Had it not been adopted, 1.5 million civil servants would have lost their salaries, air traffic would have been disrupted, while visitors to national parks would have found their gates closed.

Most elected officials in both camps did not want this extremely unpopular situation, the famous “blackout,” especially in the run-up to Thanksgiving on November 23rd.

Democrats wanted a huge envelope for Ukraine, Israel and Taiwan, but ultimately each aid will be dealt with separately at the request of Republicans, who are hesitant about $61 billion in military aid to Kiev. However, they are the first to demand massive support for Israel and a firm attitude towards Beijing.

“Far from perfect”

Senate Democratic Majority Leader Chuck Schumer acknowledged that the bill was “far from perfect” but that it achieves Democrats’ goal of avoiding a shutdown.

Dissensions in Congress – between Republicans in the majority in the House and Democrats, controlled in the Senate – are such that currently elected officials cannot vote on a year’s budgets, contrary to what most economies in the world do.

Instead, the United States has to make do with a series of one- or two-month mini-budgets.

Every time one of these budgets expires, everything has to be done again: bitter negotiations, much discussed on social networks, threats, then a series of votes, in the House, in the Senate…

The last negotiations around the US federal budget, at the end of September, plunged Congress into chaos.
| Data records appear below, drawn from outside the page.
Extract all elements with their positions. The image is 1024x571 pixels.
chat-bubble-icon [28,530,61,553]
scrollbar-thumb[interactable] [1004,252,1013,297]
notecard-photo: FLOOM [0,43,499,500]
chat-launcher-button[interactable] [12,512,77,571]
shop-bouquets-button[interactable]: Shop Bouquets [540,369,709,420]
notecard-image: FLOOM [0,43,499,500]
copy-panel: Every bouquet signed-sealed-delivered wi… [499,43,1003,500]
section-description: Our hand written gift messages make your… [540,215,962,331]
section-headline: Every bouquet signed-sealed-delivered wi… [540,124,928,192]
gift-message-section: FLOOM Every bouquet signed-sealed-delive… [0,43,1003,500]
Trump’s elected officials, furious that then-Republican Speaker of the House Kevin McCarthy had struck a last-minute deal with the Democratic camp, fired him on October 3, an unprecedented situation.

On this occasion, the agreement on the table proposes to extend the budget in two different terms: one part until mid-January, the other until the beginning of February.
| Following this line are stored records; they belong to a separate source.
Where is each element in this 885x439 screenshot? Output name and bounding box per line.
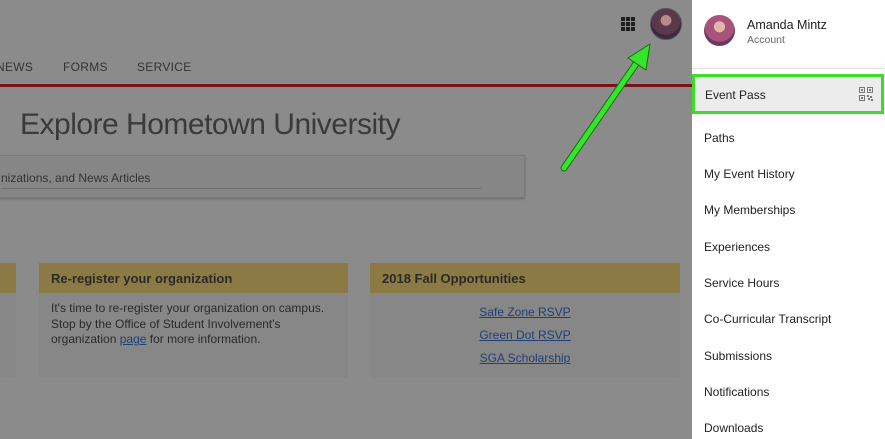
safe-zone-link[interactable]: Safe Zone RSVP — [370, 301, 680, 324]
menu-divider — [692, 68, 885, 69]
page-link[interactable]: page — [120, 332, 147, 346]
search-placeholder: nizations, and News Articles — [1, 171, 151, 185]
annotation-arrow-icon — [560, 42, 651, 172]
avatar — [704, 15, 735, 46]
card-title: 2018 Fall Opportunities — [370, 263, 680, 293]
reregister-card: Re-register your organization It's time … — [39, 263, 348, 378]
account-menu: Amanda Mintz Account Event Pass Paths My… — [692, 0, 885, 439]
nav-item-news[interactable]: NEWS — [0, 60, 33, 74]
search-input[interactable]: nizations, and News Articles — [0, 155, 525, 198]
nav-item-forms[interactable]: FORMS — [63, 60, 108, 74]
account-header[interactable]: Amanda Mintz Account — [692, 0, 885, 62]
card-title: Re-register your organization — [39, 263, 348, 293]
menu-item-memberships[interactable]: My Memberships — [704, 203, 795, 217]
background-page: NEWS FORMS SERVICE Explore Hometown Univ… — [0, 0, 692, 439]
menu-item-paths[interactable]: Paths — [704, 131, 735, 145]
menu-item-transcript[interactable]: Co-Curricular Transcript — [704, 312, 831, 326]
sga-scholarship-link[interactable]: SGA Scholarship — [370, 347, 680, 370]
opportunities-card: 2018 Fall Opportunities Safe Zone RSVP G… — [370, 263, 680, 378]
user-name: Amanda Mintz — [747, 18, 827, 32]
card-partial — [0, 263, 16, 378]
apps-grid-icon[interactable] — [621, 17, 635, 31]
green-dot-link[interactable]: Green Dot RSVP — [370, 324, 680, 347]
menu-item-notifications[interactable]: Notifications — [704, 385, 769, 399]
menu-item-service-hours[interactable]: Service Hours — [704, 276, 779, 290]
menu-item-event-history[interactable]: My Event History — [704, 167, 795, 181]
card-text-end: for more information. — [146, 332, 261, 346]
menu-item-submissions[interactable]: Submissions — [704, 349, 772, 363]
card-header — [0, 263, 16, 293]
menu-item-event-pass[interactable]: Event Pass — [692, 74, 884, 114]
opportunity-links: Safe Zone RSVP Green Dot RSVP SGA Schola… — [370, 293, 680, 370]
menu-item-experiences[interactable]: Experiences — [704, 240, 770, 254]
user-avatar[interactable] — [650, 8, 682, 40]
menu-item-downloads[interactable]: Downloads — [704, 421, 763, 435]
card-body: It's time to re-register your organizati… — [39, 293, 348, 356]
account-label: Account — [747, 34, 785, 46]
search-underline — [1, 188, 481, 189]
page-title: Explore Hometown University — [20, 108, 400, 141]
nav-item-service[interactable]: SERVICE — [137, 60, 192, 74]
event-pass-label: Event Pass — [705, 88, 766, 102]
qr-code-icon — [859, 87, 873, 101]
It was presented by the new Speaker of the Chamber, Mike Johnson, unknown to the general public and with very limited experience within the Republican staff.
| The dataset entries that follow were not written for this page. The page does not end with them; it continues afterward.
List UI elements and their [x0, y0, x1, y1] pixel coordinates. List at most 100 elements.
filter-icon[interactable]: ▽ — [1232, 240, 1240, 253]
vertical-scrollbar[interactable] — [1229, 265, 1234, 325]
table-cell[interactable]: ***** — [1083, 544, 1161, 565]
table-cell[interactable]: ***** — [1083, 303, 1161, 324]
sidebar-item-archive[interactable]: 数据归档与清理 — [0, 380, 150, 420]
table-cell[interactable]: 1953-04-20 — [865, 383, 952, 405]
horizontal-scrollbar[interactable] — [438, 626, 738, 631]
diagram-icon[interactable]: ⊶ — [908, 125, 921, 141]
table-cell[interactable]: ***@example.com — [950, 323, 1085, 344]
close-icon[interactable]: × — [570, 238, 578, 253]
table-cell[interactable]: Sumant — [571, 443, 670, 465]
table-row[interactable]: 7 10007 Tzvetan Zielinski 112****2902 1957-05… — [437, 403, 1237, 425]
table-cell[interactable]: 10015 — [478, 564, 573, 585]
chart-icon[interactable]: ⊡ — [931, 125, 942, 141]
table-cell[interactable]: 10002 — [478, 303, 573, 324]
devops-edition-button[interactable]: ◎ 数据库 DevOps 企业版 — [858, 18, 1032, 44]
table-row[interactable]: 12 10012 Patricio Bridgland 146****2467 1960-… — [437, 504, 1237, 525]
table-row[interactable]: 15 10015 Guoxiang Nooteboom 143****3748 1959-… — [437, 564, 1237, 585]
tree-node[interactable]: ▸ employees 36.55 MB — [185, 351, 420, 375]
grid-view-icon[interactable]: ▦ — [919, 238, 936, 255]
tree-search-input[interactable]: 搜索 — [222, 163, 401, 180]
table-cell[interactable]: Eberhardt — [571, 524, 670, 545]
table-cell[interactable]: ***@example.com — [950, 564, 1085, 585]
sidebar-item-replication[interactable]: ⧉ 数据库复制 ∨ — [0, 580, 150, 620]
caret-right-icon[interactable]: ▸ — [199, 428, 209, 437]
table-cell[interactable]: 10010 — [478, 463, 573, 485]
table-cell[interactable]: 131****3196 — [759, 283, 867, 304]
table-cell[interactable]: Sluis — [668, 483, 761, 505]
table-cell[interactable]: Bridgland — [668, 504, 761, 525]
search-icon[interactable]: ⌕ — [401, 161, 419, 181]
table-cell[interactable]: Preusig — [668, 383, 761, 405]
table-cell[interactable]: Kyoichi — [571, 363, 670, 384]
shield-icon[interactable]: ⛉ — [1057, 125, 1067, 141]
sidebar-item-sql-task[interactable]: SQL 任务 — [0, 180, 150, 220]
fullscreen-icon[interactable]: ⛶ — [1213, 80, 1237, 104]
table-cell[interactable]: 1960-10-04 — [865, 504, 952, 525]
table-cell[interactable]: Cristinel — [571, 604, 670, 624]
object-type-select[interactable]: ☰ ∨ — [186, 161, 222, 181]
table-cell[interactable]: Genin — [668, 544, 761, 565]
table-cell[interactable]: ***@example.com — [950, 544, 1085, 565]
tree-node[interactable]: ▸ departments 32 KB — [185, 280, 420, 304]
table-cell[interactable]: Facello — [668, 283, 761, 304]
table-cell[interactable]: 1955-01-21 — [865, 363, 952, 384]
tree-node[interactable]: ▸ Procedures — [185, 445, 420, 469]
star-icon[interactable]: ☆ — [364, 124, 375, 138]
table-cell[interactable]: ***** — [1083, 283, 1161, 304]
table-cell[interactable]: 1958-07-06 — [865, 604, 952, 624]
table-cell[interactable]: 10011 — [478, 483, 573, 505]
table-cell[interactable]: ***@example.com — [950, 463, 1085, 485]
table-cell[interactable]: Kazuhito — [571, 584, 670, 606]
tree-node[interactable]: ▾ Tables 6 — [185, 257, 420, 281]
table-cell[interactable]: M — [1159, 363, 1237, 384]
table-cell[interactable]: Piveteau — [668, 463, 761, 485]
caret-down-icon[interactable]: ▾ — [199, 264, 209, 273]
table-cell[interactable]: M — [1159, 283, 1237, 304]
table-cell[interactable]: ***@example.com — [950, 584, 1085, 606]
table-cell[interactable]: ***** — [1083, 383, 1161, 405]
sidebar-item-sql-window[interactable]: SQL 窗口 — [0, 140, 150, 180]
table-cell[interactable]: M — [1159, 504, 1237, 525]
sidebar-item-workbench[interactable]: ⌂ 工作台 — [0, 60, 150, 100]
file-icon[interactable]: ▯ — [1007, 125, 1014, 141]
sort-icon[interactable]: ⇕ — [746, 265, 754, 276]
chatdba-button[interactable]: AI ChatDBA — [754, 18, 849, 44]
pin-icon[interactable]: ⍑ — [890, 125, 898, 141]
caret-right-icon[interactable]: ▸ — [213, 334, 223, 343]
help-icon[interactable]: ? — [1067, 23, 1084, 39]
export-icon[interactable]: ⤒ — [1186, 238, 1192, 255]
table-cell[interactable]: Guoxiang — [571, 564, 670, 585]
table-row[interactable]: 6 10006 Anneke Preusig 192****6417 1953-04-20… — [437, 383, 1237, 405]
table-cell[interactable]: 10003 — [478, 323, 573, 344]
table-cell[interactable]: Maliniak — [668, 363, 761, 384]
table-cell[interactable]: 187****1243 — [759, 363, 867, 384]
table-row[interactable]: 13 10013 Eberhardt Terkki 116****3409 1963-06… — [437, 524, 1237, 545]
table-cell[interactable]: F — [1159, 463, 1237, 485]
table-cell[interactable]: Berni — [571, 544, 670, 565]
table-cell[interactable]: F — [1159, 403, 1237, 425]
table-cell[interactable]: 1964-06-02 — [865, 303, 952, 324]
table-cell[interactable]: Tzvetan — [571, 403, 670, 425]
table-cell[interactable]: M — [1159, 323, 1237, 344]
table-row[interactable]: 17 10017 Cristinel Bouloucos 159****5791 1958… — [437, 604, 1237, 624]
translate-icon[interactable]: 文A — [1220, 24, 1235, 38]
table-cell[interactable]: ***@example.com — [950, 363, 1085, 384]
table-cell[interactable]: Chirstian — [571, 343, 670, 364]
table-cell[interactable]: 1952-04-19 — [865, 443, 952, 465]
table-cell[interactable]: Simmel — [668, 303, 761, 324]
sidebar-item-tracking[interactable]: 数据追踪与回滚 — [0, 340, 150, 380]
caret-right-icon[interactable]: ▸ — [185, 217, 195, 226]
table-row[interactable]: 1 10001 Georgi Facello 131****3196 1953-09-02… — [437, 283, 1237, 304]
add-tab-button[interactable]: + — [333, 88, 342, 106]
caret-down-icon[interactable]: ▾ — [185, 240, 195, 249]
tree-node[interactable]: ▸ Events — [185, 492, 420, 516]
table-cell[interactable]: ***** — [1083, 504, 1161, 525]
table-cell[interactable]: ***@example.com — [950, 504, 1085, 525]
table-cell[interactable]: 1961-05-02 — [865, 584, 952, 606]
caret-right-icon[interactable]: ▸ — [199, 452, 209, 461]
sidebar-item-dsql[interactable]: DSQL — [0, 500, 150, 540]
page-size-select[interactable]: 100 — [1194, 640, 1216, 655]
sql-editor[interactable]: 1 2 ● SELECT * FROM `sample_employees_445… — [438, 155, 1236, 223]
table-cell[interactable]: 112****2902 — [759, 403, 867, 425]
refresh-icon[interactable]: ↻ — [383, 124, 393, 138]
In any case, he is forced to deal, like his predecessor, with a handful of Trumpists, supporters of a very strict budgetary orthodoxy, and the Democrats, who refuse to have the country’s economic policy dictated to them by lieutenants of the former president

These are the same conservative elected officials who pushed America over the edge four months ago.

The world’s top power then avoided a last-minute default after lengthy negotiations between the Biden administration and conservatives.